When the battle was getting fierce, he requested for the support of the Abeokuta warriors. They came to his aid but they were jinxed by Kujenyo, a diviner and they crossed the Ose River. This led to the doom of Ijaiye warriors. Kurunmi was defeated, the devastation that has happened in his community was enormous, the hunger was grievous and his children were also killed through the tactical invasion approach deployed by Ibadan warriors. Eventually, Kurunmi committed suicide and his grave is not known till today.
The language of the text is very easy to comprehend regardless of one’s level of education. The cultural elements of the locale was evident in the play as there were a lot of transliterated proverbs in the script; for instance-
A roaring Lion kills no prey.
The baby who cries to stop its mother’s sleep, it too will suffer the anguish of not sleeping.

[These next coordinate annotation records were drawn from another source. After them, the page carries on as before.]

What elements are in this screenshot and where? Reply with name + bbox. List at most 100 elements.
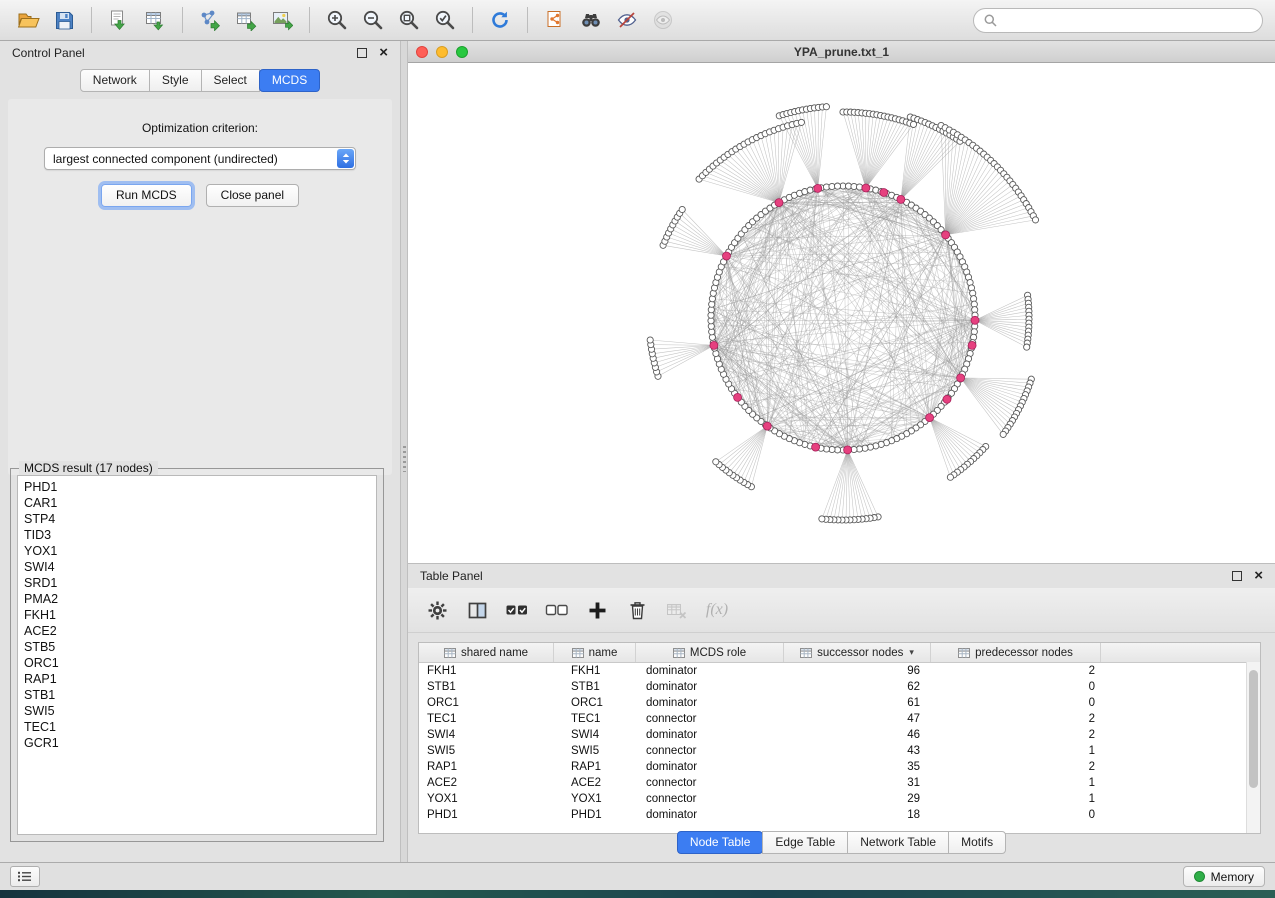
column-header-shared-name[interactable]: shared name [419,643,554,662]
cell-name[interactable]: STB1 [554,681,636,693]
mcds-result-item[interactable]: FKH1 [18,607,376,623]
table-row[interactable]: SWI4SWI4dominator462 [419,727,1260,743]
mcds-result-item[interactable]: SRD1 [18,575,376,591]
close-mcds-panel-button[interactable]: Close panel [206,184,299,207]
table-tab-edge-table[interactable]: Edge Table [762,831,848,854]
cell-mcds-role[interactable]: dominator [636,697,784,709]
cell-shared-name[interactable]: STB1 [419,681,554,693]
cell-name[interactable]: ORC1 [554,697,636,709]
search-box[interactable] [973,8,1263,33]
cell-predecessor-nodes[interactable]: 0 [931,681,1101,693]
export-table-button[interactable] [230,5,262,35]
cell-predecessor-nodes[interactable]: 2 [931,761,1101,773]
table-row[interactable]: ORC1ORC1dominator610 [419,695,1260,711]
refresh-layout-button[interactable] [484,5,516,35]
float-table-panel-icon[interactable] [1232,571,1242,581]
cell-predecessor-nodes[interactable]: 1 [931,745,1101,757]
table-row[interactable]: ACE2ACE2connector311 [419,775,1260,791]
status-menu-button[interactable] [10,866,40,887]
mcds-result-item[interactable]: STB1 [18,687,376,703]
panel-splitter[interactable] [400,41,408,862]
mcds-result-list[interactable]: PHD1CAR1STP4TID3YOX1SWI4SRD1PMA2FKH1ACE2… [17,475,377,835]
cell-name[interactable]: ACE2 [554,777,636,789]
window-minimize-light[interactable] [436,46,448,58]
zoom-fit-button[interactable] [393,5,425,35]
cell-mcds-role[interactable]: dominator [636,761,784,773]
cell-successor-nodes[interactable]: 62 [784,681,931,693]
duplicate-network-button[interactable] [539,5,571,35]
cell-predecessor-nodes[interactable]: 2 [931,729,1101,741]
zoom-out-button[interactable] [357,5,389,35]
cell-shared-name[interactable]: FKH1 [419,665,554,677]
mcds-result-item[interactable]: TID3 [18,527,376,543]
network-titlebar[interactable]: YPA_prune.txt_1 [408,41,1275,63]
table-row[interactable]: PHD1PHD1dominator180 [419,807,1260,823]
cell-successor-nodes[interactable]: 31 [784,777,931,789]
cell-successor-nodes[interactable]: 61 [784,697,931,709]
mcds-result-item[interactable]: SWI5 [18,703,376,719]
mcds-result-item[interactable]: YOX1 [18,543,376,559]
float-panel-icon[interactable] [357,48,367,58]
cell-successor-nodes[interactable]: 18 [784,809,931,821]
cell-shared-name[interactable]: ORC1 [419,697,554,709]
table-tab-motifs[interactable]: Motifs [948,831,1006,854]
settings-gear-button[interactable] [424,597,450,623]
close-panel-icon[interactable]: × [379,48,388,58]
cell-name[interactable]: SWI5 [554,745,636,757]
zoom-selected-button[interactable] [429,5,461,35]
cell-name[interactable]: FKH1 [554,665,636,677]
mcds-result-item[interactable]: ORC1 [18,655,376,671]
table-tab-node-table[interactable]: Node Table [677,831,764,854]
close-table-panel-icon[interactable]: × [1254,571,1263,581]
cell-name[interactable]: RAP1 [554,761,636,773]
zoom-in-button[interactable] [321,5,353,35]
export-network-button[interactable] [194,5,226,35]
mcds-result-item[interactable]: SWI4 [18,559,376,575]
mcds-result-item[interactable]: RAP1 [18,671,376,687]
cell-mcds-role[interactable]: connector [636,745,784,757]
hide-selected-button[interactable] [611,5,643,35]
cell-name[interactable]: YOX1 [554,793,636,805]
show-all-button[interactable] [647,5,679,35]
search-input[interactable] [1003,12,1252,28]
mcds-result-item[interactable]: STB5 [18,639,376,655]
delete-column-button[interactable] [624,597,650,623]
cell-shared-name[interactable]: SWI5 [419,745,554,757]
column-header-predecessor-nodes[interactable]: predecessor nodes [931,643,1101,662]
column-header-name[interactable]: name [554,643,636,662]
cell-mcds-role[interactable]: dominator [636,729,784,741]
select-all-rows-button[interactable] [504,597,530,623]
cell-mcds-role[interactable]: dominator [636,681,784,693]
cell-successor-nodes[interactable]: 29 [784,793,931,805]
cell-predecessor-nodes[interactable]: 2 [931,713,1101,725]
cell-predecessor-nodes[interactable]: 1 [931,793,1101,805]
mcds-result-item[interactable]: CAR1 [18,495,376,511]
search-network-button[interactable] [575,5,607,35]
cell-shared-name[interactable]: PHD1 [419,809,554,821]
table-tab-network-table[interactable]: Network Table [847,831,949,854]
cell-shared-name[interactable]: YOX1 [419,793,554,805]
mcds-result-item[interactable]: PMA2 [18,591,376,607]
cell-shared-name[interactable]: TEC1 [419,713,554,725]
table-row[interactable]: STB1STB1dominator620 [419,679,1260,695]
mcds-result-item[interactable]: TEC1 [18,719,376,735]
cell-mcds-role[interactable]: connector [636,713,784,725]
cell-shared-name[interactable]: RAP1 [419,761,554,773]
cell-predecessor-nodes[interactable]: 1 [931,777,1101,789]
cell-successor-nodes[interactable]: 43 [784,745,931,757]
save-button[interactable] [48,5,80,35]
cell-successor-nodes[interactable]: 47 [784,713,931,725]
cell-mcds-role[interactable]: dominator [636,665,784,677]
cell-name[interactable]: TEC1 [554,713,636,725]
mcds-result-item[interactable]: STP4 [18,511,376,527]
import-network-button[interactable] [103,5,135,35]
cell-successor-nodes[interactable]: 46 [784,729,931,741]
table-row[interactable]: SWI5SWI5connector431 [419,743,1260,759]
table-row[interactable]: RAP1RAP1dominator352 [419,759,1260,775]
window-zoom-light[interactable] [456,46,468,58]
add-column-button[interactable] [584,597,610,623]
network-nodes[interactable] [647,104,1039,523]
cell-mcds-role[interactable]: connector [636,793,784,805]
table-row[interactable]: FKH1FKH1dominator962 [419,663,1260,679]
cell-predecessor-nodes[interactable]: 2 [931,665,1101,677]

When a child is a failure in life, the mother bears the blame. When the child succeeds the credit naturally goes to the father.
A hawk must catch a chicken.
It is the water that is spilt. The calabash is still unbroken.
However, I am finding it difficult to get the Yoruba equivalent of the phrase “it is well”. It sounds quite ecclesiastical.
Notable Yoruba hamlets mentioned in the text include Olorisa Oko, Ado-Awaye, Iseyin, Ilorin, Ilora, Ibadan, Abeokuta. Others are Upper Ogun which is believed to be the whole of Oke-Ogun, Oyo, Sabe, Popo, Ilugun, Iwawun and Ido. The prominent history, of the era that permeated the text included the dreaded Diahomey invasion and the spread of the gospel into the hinterland. The pioneering work of Thomas Jefferson Bowen of the Baptist Mission and the takeover by Revd Mann of the Church Mission Society (Anglican) in the community.
The shortest scene in the play is Act 3, Scene 3 which is situated in the home of Revd and Mrs Mann. One fundamental thing that can be learnt from the role of the Manns in the drama is the documentation. They had diaries where they recorded virtually all the milestones and this kept the dates. There are many detailed history that can only be seen from the worldview of the colonialists and missionaries because of their documentation habits.
This historical text is an exposition of the ways in which notable histories revolved around tradition and the causes of uprisings in Yoruba land as a whole. Kurunmi stood by this tradition, he defended with all his might and the blood of Ijaiye people. He went the way of the Generalissimo after he lost the war.